In Europe, especially France, striking is almost routine. In fact, around the world, striking has not lost its usefulness as it has in the United States. Go and google labor strike, and unfortunately the vast majority of the stories of resistance are coming from abroad. Last October when the French government proposed raising the retirement age from 60 to 62, the entire nation was effectively shut down in a mass general strike that drew millions of strikers. The elites still passed their bill, but a re-energized public is now not sitting idly by on the sidelines.

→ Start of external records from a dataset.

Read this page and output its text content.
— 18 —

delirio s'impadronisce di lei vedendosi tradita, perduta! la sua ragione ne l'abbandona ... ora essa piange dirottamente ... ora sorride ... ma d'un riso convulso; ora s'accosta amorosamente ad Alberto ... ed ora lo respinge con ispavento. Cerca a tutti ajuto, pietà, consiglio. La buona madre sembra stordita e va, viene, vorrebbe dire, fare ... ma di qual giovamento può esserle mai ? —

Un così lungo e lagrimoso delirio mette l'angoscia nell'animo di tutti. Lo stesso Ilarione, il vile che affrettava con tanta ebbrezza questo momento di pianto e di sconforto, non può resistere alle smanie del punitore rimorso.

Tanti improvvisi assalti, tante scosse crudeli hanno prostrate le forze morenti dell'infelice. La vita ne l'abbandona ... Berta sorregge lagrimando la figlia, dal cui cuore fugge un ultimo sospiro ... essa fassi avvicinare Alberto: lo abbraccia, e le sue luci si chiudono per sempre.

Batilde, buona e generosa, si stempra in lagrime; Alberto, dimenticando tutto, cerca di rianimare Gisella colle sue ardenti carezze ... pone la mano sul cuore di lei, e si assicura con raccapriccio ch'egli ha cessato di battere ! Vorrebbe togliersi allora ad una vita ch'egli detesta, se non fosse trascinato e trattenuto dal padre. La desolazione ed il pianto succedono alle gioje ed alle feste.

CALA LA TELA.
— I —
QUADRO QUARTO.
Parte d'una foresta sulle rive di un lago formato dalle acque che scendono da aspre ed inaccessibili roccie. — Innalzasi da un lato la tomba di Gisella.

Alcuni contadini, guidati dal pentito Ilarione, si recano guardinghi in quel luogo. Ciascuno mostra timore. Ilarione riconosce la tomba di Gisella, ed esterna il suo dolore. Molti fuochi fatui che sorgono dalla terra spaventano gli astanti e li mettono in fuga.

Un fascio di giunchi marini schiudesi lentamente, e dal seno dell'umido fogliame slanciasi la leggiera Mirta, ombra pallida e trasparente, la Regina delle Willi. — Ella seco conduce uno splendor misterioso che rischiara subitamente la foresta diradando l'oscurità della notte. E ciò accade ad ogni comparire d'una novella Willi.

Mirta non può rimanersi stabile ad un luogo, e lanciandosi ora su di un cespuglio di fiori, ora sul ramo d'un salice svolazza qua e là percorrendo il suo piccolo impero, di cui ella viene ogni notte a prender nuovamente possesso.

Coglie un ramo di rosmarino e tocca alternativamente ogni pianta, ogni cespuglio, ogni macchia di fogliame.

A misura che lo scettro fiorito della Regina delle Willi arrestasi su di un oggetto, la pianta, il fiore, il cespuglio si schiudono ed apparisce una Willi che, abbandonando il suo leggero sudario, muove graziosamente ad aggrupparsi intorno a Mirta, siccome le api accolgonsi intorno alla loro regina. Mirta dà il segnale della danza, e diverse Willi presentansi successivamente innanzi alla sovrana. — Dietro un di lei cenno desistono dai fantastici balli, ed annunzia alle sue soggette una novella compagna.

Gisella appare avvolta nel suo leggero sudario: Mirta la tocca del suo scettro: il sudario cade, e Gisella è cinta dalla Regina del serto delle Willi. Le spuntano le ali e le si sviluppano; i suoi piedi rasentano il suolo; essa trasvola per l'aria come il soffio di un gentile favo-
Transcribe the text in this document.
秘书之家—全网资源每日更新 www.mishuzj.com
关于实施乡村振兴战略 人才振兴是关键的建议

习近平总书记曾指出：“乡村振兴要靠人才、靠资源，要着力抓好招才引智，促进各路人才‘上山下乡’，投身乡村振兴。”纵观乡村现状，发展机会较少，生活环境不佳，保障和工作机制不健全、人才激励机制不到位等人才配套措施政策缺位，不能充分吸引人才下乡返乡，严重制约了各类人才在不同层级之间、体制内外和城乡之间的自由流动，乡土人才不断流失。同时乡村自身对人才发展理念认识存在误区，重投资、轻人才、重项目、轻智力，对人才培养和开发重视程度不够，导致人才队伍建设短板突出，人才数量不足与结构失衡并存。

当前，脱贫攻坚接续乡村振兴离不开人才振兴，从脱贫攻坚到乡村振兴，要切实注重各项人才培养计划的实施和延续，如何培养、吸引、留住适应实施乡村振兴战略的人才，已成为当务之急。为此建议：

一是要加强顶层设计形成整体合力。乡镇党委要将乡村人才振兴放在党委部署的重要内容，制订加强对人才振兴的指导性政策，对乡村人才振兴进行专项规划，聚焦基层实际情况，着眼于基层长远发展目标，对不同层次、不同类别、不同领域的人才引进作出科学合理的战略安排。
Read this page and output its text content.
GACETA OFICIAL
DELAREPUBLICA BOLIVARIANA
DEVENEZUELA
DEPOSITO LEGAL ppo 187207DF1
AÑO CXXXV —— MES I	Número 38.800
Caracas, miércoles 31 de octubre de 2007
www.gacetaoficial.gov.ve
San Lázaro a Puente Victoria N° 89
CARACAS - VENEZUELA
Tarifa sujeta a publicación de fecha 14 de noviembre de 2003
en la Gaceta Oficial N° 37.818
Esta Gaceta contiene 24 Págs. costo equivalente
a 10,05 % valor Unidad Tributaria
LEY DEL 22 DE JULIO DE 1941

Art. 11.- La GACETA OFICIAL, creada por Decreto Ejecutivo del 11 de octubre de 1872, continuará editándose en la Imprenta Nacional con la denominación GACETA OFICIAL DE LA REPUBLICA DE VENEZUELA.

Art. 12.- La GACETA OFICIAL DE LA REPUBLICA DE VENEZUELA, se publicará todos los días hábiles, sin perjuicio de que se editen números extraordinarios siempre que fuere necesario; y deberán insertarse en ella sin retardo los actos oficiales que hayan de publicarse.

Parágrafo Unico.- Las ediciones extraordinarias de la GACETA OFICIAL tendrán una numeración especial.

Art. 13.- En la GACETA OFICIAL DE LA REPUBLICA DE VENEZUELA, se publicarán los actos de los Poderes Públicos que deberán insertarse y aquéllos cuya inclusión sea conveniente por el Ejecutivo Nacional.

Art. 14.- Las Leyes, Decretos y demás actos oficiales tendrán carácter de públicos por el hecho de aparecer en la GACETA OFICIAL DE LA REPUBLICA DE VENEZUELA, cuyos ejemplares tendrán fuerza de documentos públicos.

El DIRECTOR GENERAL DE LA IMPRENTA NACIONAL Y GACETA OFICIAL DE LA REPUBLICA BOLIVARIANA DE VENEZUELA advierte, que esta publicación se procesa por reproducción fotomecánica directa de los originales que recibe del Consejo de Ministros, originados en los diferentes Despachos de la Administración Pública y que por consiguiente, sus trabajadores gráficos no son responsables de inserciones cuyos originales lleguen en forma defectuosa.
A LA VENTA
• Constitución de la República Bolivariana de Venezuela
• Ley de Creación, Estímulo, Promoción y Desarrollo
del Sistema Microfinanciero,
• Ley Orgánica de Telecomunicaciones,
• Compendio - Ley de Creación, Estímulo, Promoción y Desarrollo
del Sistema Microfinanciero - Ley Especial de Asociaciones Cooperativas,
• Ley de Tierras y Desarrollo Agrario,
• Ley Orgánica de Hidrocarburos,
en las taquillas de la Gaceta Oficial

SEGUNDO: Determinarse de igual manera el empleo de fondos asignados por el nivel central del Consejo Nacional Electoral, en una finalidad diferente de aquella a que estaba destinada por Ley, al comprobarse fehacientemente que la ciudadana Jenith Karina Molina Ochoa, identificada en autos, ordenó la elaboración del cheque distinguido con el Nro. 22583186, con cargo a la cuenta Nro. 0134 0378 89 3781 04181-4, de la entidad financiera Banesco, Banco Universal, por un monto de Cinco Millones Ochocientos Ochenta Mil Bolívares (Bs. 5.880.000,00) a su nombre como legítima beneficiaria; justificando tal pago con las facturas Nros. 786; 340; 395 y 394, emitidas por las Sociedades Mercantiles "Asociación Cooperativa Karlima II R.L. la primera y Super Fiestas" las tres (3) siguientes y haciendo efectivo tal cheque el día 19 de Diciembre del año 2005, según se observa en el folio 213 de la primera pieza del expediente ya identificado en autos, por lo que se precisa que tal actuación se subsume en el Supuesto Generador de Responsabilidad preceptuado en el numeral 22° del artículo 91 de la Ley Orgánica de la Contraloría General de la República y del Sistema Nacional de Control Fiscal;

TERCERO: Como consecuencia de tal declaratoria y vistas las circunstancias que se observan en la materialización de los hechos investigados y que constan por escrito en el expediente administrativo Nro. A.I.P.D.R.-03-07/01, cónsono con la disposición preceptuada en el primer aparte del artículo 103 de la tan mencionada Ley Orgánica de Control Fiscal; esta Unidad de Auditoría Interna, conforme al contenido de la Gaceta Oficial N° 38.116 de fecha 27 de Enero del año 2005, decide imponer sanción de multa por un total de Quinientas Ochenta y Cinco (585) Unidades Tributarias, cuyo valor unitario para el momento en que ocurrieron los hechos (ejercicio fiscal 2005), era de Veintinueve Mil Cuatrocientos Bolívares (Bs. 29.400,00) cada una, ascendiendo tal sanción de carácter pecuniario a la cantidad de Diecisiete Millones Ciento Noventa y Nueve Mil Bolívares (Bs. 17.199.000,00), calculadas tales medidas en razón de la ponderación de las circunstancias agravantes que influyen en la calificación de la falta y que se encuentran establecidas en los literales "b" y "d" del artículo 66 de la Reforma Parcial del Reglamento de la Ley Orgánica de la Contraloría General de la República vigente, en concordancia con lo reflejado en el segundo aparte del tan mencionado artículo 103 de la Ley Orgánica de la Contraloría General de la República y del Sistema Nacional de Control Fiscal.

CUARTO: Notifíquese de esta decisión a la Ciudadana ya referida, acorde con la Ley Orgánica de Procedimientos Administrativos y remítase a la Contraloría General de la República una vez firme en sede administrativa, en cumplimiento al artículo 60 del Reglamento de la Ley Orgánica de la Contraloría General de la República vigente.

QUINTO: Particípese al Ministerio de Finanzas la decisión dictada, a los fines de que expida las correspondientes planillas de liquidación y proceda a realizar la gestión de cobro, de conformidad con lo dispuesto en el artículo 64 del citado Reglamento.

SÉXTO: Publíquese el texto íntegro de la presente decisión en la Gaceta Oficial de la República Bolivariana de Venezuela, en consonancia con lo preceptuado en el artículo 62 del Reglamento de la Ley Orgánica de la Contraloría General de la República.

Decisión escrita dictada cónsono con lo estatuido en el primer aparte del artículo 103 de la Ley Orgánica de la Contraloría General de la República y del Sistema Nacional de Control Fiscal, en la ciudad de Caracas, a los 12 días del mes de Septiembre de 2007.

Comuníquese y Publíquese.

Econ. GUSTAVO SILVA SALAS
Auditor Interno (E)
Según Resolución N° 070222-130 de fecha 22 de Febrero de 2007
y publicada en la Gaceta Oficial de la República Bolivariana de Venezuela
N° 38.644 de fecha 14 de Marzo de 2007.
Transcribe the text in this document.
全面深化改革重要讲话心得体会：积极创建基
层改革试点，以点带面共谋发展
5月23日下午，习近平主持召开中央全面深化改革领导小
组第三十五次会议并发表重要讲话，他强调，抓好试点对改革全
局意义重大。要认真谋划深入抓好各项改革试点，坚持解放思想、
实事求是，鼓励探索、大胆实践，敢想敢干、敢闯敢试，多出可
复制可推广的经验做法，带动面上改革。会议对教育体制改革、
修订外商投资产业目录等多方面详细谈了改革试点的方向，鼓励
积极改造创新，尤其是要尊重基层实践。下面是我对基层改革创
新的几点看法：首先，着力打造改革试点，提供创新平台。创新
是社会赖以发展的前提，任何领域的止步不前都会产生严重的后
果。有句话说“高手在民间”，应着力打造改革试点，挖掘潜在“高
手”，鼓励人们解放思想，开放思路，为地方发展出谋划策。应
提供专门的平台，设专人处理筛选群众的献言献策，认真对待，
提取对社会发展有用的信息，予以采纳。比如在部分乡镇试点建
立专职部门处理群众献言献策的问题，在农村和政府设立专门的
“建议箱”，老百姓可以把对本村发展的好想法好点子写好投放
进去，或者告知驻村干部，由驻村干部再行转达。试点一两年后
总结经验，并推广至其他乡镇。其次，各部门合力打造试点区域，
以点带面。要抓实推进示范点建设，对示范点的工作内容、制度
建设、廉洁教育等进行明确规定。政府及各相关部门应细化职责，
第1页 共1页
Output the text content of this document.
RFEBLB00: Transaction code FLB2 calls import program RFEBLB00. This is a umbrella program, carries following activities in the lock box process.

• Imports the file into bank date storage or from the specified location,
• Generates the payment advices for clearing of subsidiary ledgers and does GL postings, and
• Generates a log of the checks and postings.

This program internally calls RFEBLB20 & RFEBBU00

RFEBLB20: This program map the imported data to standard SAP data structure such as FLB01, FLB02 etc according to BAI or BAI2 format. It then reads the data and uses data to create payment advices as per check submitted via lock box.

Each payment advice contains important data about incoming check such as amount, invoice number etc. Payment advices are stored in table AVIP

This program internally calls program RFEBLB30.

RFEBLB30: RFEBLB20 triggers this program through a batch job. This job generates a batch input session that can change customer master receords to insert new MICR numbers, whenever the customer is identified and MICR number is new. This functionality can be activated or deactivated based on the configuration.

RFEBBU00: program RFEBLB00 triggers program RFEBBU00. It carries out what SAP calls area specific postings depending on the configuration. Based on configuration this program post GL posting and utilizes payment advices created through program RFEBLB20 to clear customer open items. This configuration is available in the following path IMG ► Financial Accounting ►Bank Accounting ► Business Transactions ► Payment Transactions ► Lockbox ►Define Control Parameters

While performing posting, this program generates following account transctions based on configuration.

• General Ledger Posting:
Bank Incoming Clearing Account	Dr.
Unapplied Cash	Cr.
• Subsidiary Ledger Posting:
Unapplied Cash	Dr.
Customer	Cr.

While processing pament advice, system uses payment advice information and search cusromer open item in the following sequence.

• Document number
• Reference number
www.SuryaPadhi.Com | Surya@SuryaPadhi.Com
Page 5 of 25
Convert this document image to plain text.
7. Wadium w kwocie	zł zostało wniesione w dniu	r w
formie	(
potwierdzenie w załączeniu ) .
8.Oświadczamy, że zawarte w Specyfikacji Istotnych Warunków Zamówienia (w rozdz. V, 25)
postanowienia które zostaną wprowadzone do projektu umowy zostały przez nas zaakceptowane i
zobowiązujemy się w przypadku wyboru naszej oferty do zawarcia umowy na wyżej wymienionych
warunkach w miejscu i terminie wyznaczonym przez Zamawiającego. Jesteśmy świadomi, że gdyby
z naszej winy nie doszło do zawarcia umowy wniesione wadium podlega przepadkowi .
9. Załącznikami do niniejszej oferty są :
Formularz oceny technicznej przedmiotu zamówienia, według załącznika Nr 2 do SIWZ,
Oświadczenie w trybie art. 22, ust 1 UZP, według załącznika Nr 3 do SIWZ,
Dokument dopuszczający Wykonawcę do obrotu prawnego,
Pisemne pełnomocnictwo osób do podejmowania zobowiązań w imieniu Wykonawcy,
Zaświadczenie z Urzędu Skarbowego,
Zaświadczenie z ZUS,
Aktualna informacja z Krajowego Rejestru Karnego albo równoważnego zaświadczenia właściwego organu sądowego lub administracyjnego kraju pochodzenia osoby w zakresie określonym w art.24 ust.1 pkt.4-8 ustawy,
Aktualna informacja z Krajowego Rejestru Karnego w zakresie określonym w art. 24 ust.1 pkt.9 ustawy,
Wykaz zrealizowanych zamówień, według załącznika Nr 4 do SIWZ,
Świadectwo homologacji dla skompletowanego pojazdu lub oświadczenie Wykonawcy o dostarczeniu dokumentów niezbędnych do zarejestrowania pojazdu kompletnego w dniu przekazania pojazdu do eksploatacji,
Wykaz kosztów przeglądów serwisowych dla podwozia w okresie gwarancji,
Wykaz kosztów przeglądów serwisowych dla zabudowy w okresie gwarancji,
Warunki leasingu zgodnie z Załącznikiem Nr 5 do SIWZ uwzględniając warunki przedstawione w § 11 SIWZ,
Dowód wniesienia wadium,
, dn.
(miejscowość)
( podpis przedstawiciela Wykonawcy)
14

Make no mistake, a large strike is a high-risk move. They aren't enjoyable, neither for the workers, nor for the greater population who has to suffer the decrease in goods and services resulting from it. In many, many cases they are illegal. Many of the workers may lose their jobs. If the past is any guide, people will be beaten and unfortunately killed in the fight for their rights. I can guarantee that many of the politicians who profess their strong support for labor around election time will turn solidly against the strikers. The media will almost certainly be solidly on the side of management and proclaim their messages loud and clear. There will be liberal bloggers who will call for the strikers to return to work. And there will be those poor souls desperate for work who will cross the line and do the work for less than what the strikers would be fighting for. There is nothing pleasant about a strike.

But when I see hundreds of billions of dollars added to the public debt to benefit no more than a few hundred bankers and hedge fund managers; when I see millions of people lose their life savings in a futile attempt to keep their families from falling into desolation with little to no help from their government; when I see millions of people losing their homes—their homes—because of the malfeasance and villainy of a noblesse oblige that controls government, media, finance; millions homeless; infant mortality rising; education overpriced and in decline; teachers being demonized; retirements disappearing and people in their sunset years being forced to work for minimum wage, all maintained by a political elite in Washington and New York that is either incapable or unwilling to do anything about any of it... I can't help but believe that it is time to send a fundamentally tough message to the political and economic elite of this country: THIS MUST STOP. And I can't think of anyone else who should be at the forefront of standing up for the middle class than unions. The political system as it stands will never change the status quo unless the people demand it in the strongest possible terms.

Strikes are hard, but strike we must. And those of us who have lives of comfort but understand the suffering of the people at large must be ready to sacrifice for those willing to risk it all. I don't know what it will take to finally bring American labor to understand that at some point the powers that be need to feel it where it hurts most, but when it does I'll stand with them with heart, soul, time and money.

We don't have to win every battle to win the war. Sometimes it is better to pick a fight and lose than to have never fought at all. Protest, petition, organize, and yes, vote. But if the American middle class really wants to send an unmistakably clear message to the political and economic elite, it is time to call for more and bigger labor strikes.